La puerta de la casa estaba abierta, aun así timbró varias veces. Nadie venía, decidió entrar y subir directamente al cuarto. Las píldoras estaban sobre el buró, las tomó y bajó en un suspiro. Qué alivio, ¿qué es ese ruido? No es nada, se dijo. El quejido fue nítido. Sus pasos se aletargaron. Viene de la cocina. El cuerpo de la señora Petersen yacía sobre el piso, quién sabe si muerta; el señor Petersen a un lado: un gemido, un hilo de sangre escurrían de su boca. Apenas alcanzó a ver los pedazos de una botella y un líquido derramando olor a duraznos. Se recargó en la pared y salió apretando entre sus dientes cada letra de la frase, sin vuelta atrás.

Entra sin hacer ruido, Beatriz encogida en el sillón de la sala la llama desde su lejanía. La ayuda a incorporarse, a caminar y mientras la sostiene hasta el carro sin volver la cabeza, imagina el trastorno de Miguel, oye su lucha con el cerrojo de la ventana, su grito.

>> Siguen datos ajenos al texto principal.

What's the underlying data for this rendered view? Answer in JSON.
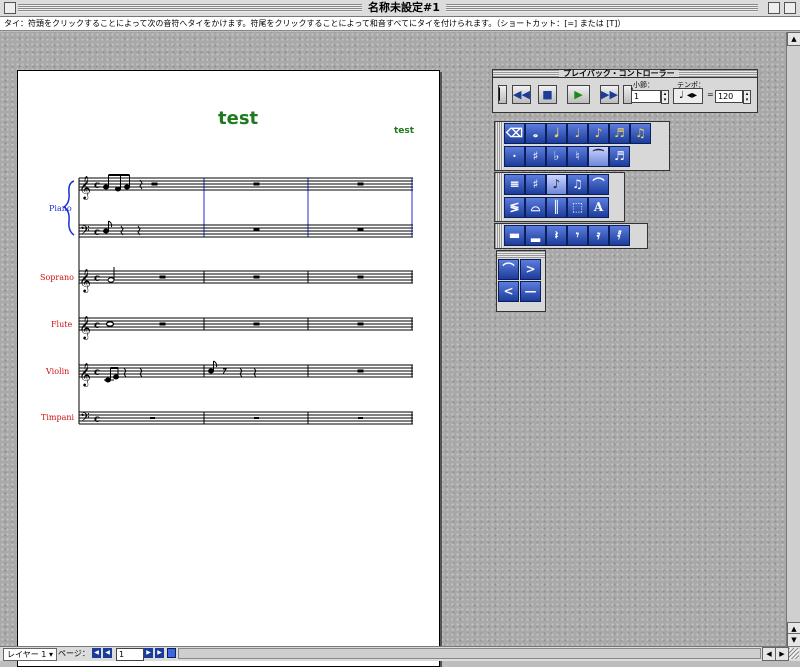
{
  "window": {
    "title": "名称未設定#1"
  },
  "hint": {
    "text": "タイ：符頭をクリックすることによって次の音符へタイをかけます。符尾をクリックすることによって和音すべてにタイを付けられます。（ショートカット：[=] または [T]）"
  },
  "score": {
    "title": "test",
    "composer": "test",
    "instruments": [
      "Piano",
      "Soprano",
      "Flute",
      "Violin",
      "Timpani"
    ],
    "colors": {
      "title": "#1d7a1d",
      "piano": "#1a2fd6",
      "others": "#d01010"
    }
  },
  "playback": {
    "title": "プレイバック・コントローラー",
    "measure_label": "小節：",
    "measure_value": "1",
    "tempo_label": "テンポ：",
    "tempo_equals": "=",
    "tempo_value": "120",
    "buttons": [
      "rewind-start-icon",
      "rewind-icon",
      "stop-icon",
      "play-icon",
      "fast-forward-icon",
      "end-icon"
    ]
  },
  "bottom": {
    "layer": "レイヤー 1",
    "page_label": "ページ：",
    "page_value": "1"
  }
}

Sus brazos se han relajado ante la cercanía del fuego, el rumor de las olas la apacigua. Recuerda el auto abandonado en una de las brechas como la imagen de un sueño, las píldoras deben haberse quedado en el asiento. El balanceo de las casuarinas mece su mirada; la voz de Beatriz se oye entre el crepitar de las llamas: Están entre los árboles, ¿no los ves? Tranquila, no nos encontrarán, no pueden llegar hasta aquí, ya va a amanecer, vamos a acercarnos a la orilla.